Surpreendentemente sexual e explícito, Yorgos serve-se da nudez e do sexo para avançar a exploração do mundo e da sociedade com a perda da inocência por parte de Bella; tratando estes momentos com naturalidade e até pondo-os de parte na reta final do filme. A sociedade vitoriana, a experimentação animal e humana – em concreto as histórias de Godwin –, Duncan e Alfie (Christopher Abbott) lembram a hipocrisia subjacente às regras persistentes e alertam para a estratificação das classes e à necessidade de mudança, mesmo que ela não seja fácil e/ou possível no momento. Lisboa (Portugal) serve ainda como o primeiro grande aviso para as realidades não tão agradáveis do mundo, contrapondo-se à belíssima rendição da cidade.

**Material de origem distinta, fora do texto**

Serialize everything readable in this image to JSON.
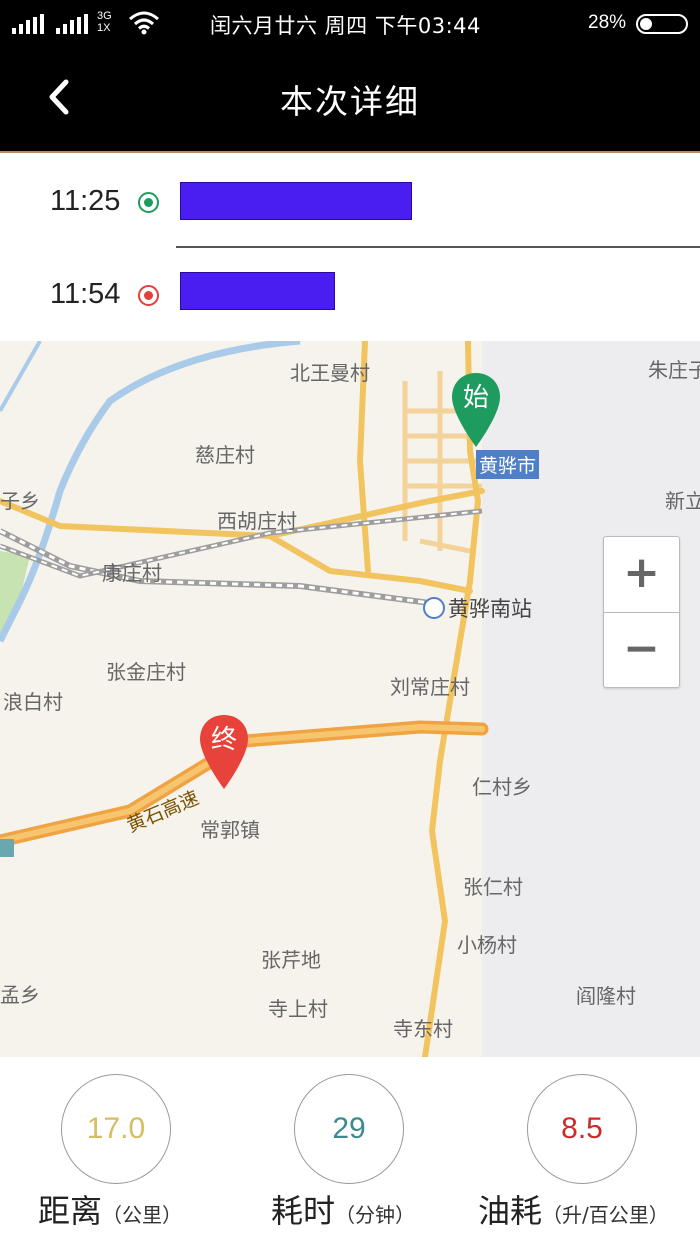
{
  "status_bar": {
    "network_type": "3G",
    "network_sub": "1X",
    "date_time": "闰六月廿六  周四  下午03:44",
    "battery_percent": "28%"
  },
  "nav": {
    "title": "本次详细",
    "back_icon": "chevron-left-icon"
  },
  "route": {
    "start_time": "11:25",
    "end_time": "11:54",
    "start_color": "#1e9b5f",
    "end_color": "#e0413a"
  },
  "map": {
    "labels": {
      "beiwangman": "北王曼村",
      "zhuzhuang": "朱庄子",
      "cizhuang": "慈庄村",
      "zixiang": "子乡",
      "xinli": "新立",
      "xihuzhuang": "西胡庄村",
      "kangzhuang": "康庄村",
      "zhangjinzhuang": "张金庄村",
      "liuchangzhuang": "刘常庄村",
      "langbai": "浪白村",
      "rencun": "仁村乡",
      "changguo": "常郭镇",
      "zhangren": "张仁村",
      "xiaoyang": "小杨村",
      "zhangqiandi": "张芹地",
      "yanlong": "阎隆村",
      "mengxiang": "孟乡",
      "sishang": "寺上村",
      "sidong": "寺东村"
    },
    "city_label": "黄骅市",
    "station_label": "黄骅南站",
    "highway_label": "黄石高速",
    "start_pin": "始",
    "end_pin": "终",
    "zoom_in": "+",
    "zoom_out": "−"
  },
  "stats": {
    "distance": {
      "value": "17.0",
      "label": "距离",
      "unit": "（公里）",
      "color": "#d6bd62"
    },
    "duration": {
      "value": "29",
      "label": "耗时",
      "unit": "（分钟）",
      "color": "#3a8a8f"
    },
    "fuel": {
      "value": "8.5",
      "label": "油耗",
      "unit": "（升/百公里）",
      "color": "#cc2b2b"
    }
  }
}
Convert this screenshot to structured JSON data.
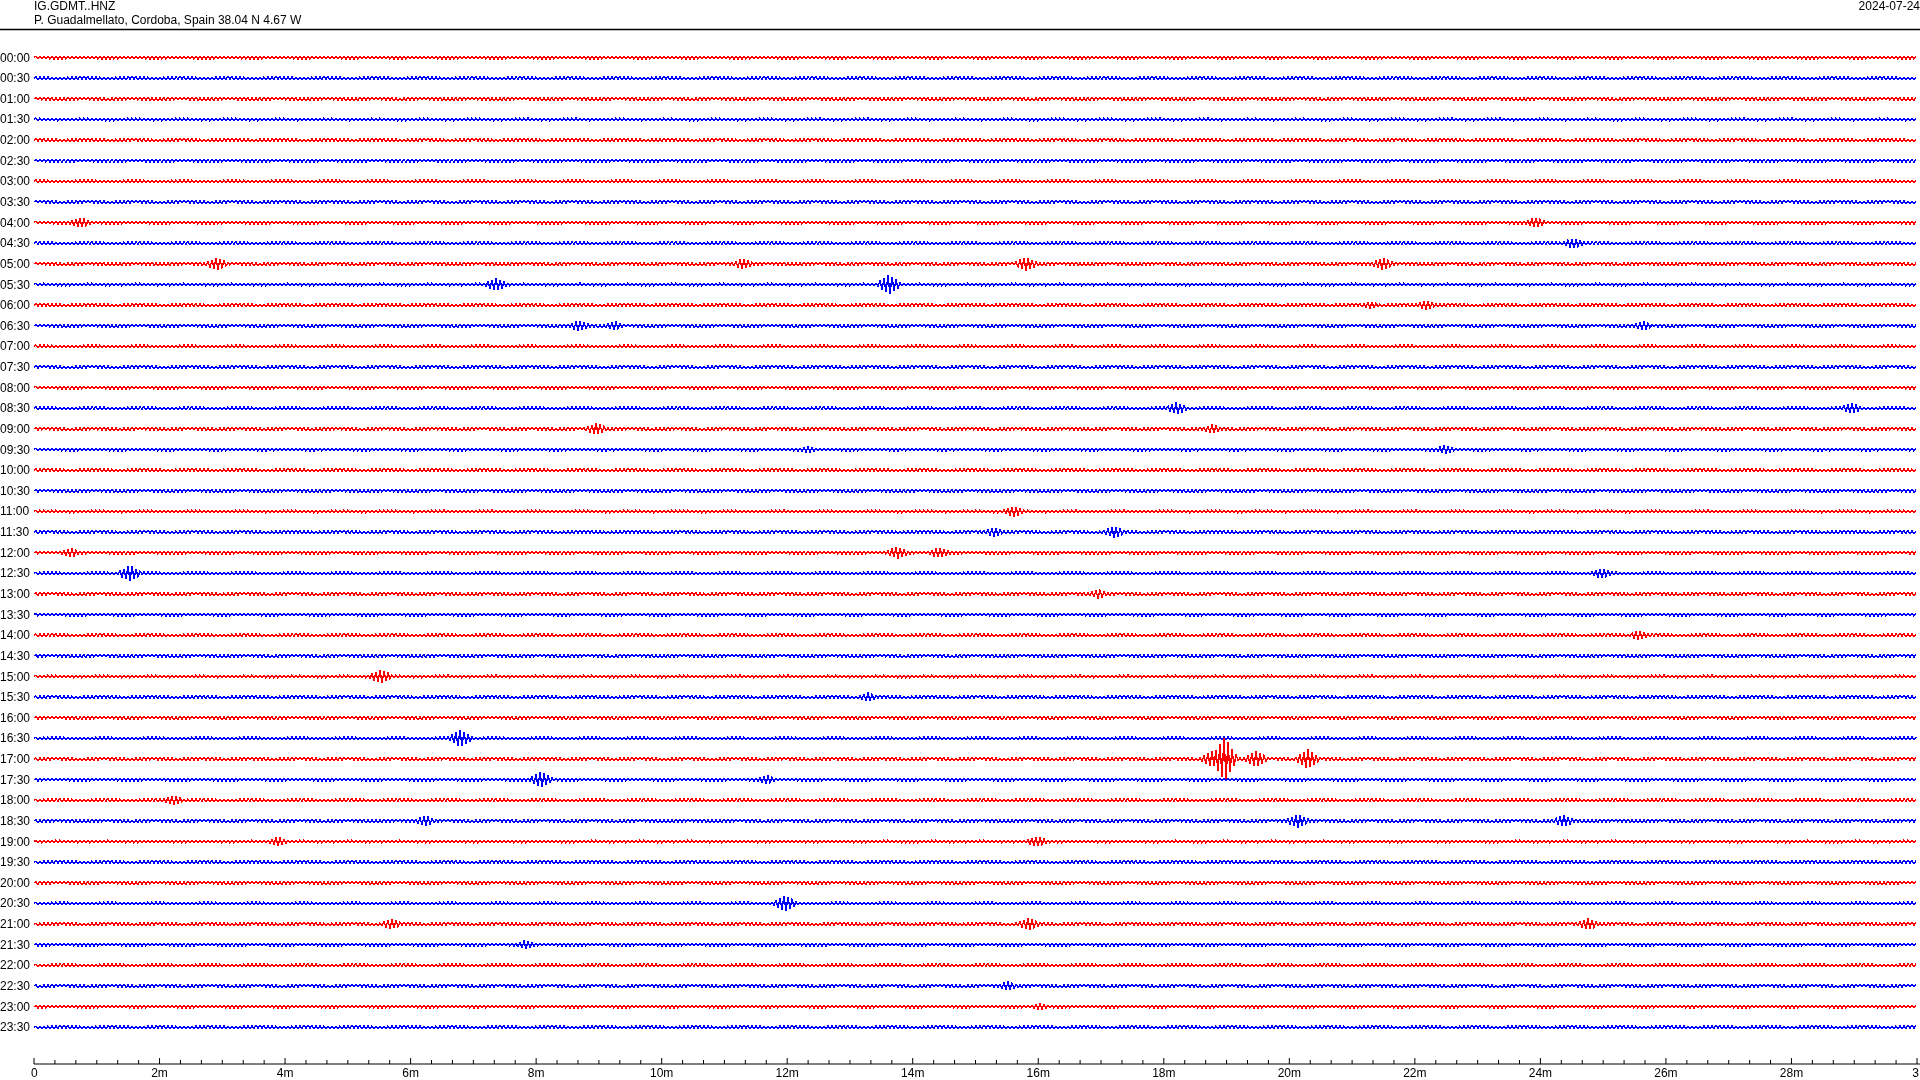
{
  "header": {
    "station": "IG.GDMT..HNZ",
    "location": "P. Guadalmellato, Cordoba, Spain  38.04 N 4.67 W",
    "date": "2024-07-24"
  },
  "rows": [
    {
      "label": "00:00",
      "color": "#ff0000"
    },
    {
      "label": "00:30",
      "color": "#0000ff"
    },
    {
      "label": "01:00",
      "color": "#ff0000"
    },
    {
      "label": "01:30",
      "color": "#0000ff"
    },
    {
      "label": "02:00",
      "color": "#ff0000"
    },
    {
      "label": "02:30",
      "color": "#0000ff"
    },
    {
      "label": "03:00",
      "color": "#ff0000"
    },
    {
      "label": "03:30",
      "color": "#0000ff"
    },
    {
      "label": "04:00",
      "color": "#ff0000"
    },
    {
      "label": "04:30",
      "color": "#0000ff"
    },
    {
      "label": "05:00",
      "color": "#ff0000"
    },
    {
      "label": "05:30",
      "color": "#0000ff"
    },
    {
      "label": "06:00",
      "color": "#ff0000"
    },
    {
      "label": "06:30",
      "color": "#0000ff"
    },
    {
      "label": "07:00",
      "color": "#ff0000"
    },
    {
      "label": "07:30",
      "color": "#0000ff"
    },
    {
      "label": "08:00",
      "color": "#ff0000"
    },
    {
      "label": "08:30",
      "color": "#0000ff"
    },
    {
      "label": "09:00",
      "color": "#ff0000"
    },
    {
      "label": "09:30",
      "color": "#0000ff"
    },
    {
      "label": "10:00",
      "color": "#ff0000"
    },
    {
      "label": "10:30",
      "color": "#0000ff"
    },
    {
      "label": "11:00",
      "color": "#ff0000"
    },
    {
      "label": "11:30",
      "color": "#0000ff"
    },
    {
      "label": "12:00",
      "color": "#ff0000"
    },
    {
      "label": "12:30",
      "color": "#0000ff"
    },
    {
      "label": "13:00",
      "color": "#ff0000"
    },
    {
      "label": "13:30",
      "color": "#0000ff"
    },
    {
      "label": "14:00",
      "color": "#ff0000"
    },
    {
      "label": "14:30",
      "color": "#0000ff"
    },
    {
      "label": "15:00",
      "color": "#ff0000"
    },
    {
      "label": "15:30",
      "color": "#0000ff"
    },
    {
      "label": "16:00",
      "color": "#ff0000"
    },
    {
      "label": "16:30",
      "color": "#0000ff"
    },
    {
      "label": "17:00",
      "color": "#ff0000"
    },
    {
      "label": "17:30",
      "color": "#0000ff"
    },
    {
      "label": "18:00",
      "color": "#ff0000"
    },
    {
      "label": "18:30",
      "color": "#0000ff"
    },
    {
      "label": "19:00",
      "color": "#ff0000"
    },
    {
      "label": "19:30",
      "color": "#0000ff"
    },
    {
      "label": "20:00",
      "color": "#ff0000"
    },
    {
      "label": "20:30",
      "color": "#0000ff"
    },
    {
      "label": "21:00",
      "color": "#ff0000"
    },
    {
      "label": "21:30",
      "color": "#0000ff"
    },
    {
      "label": "22:00",
      "color": "#ff0000"
    },
    {
      "label": "22:30",
      "color": "#0000ff"
    },
    {
      "label": "23:00",
      "color": "#ff0000"
    },
    {
      "label": "23:30",
      "color": "#0000ff"
    }
  ],
  "time_axis": {
    "ticks": [
      "0",
      "2m",
      "4m",
      "6m",
      "8m",
      "10m",
      "12m",
      "14m",
      "16m",
      "18m",
      "20m",
      "22m",
      "24m",
      "26m",
      "28m",
      "3"
    ]
  }
}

Por entre bagaços numa tasca lisboeta após a aparição da Carminho à amizade com a socialista Toinette (Suzy Bemba), Bella descobre o mundo como ele é e rompe pelas imposições a duas medidas. Para tal, o realizador une-se ao cinematógrafo Robbie Ryan para proporcionar imagens surrealistas evocativas, largas e fluídas, com uma boa dose de zooms e fisheyes. A música ficou ao encargo do músico Jerskin Fendrix, servindo uma sonoridade impactante e relevante aos momentos do filme. Por sua vez, o excelente e tematicamente ressonante guarda-roupa deve-se a Holly Waddington.
Nomeado para 11 Óscares e já vencedor de uma miríade de prémios e honras, Pobres Criaturas merece um 5/5, 10/10. No entanto, aviso que não será definitivamente um filme para toda a gente – mas que toda a gente deveria ver. Para tal, encontra-se em exibição nos Cinemas NOS.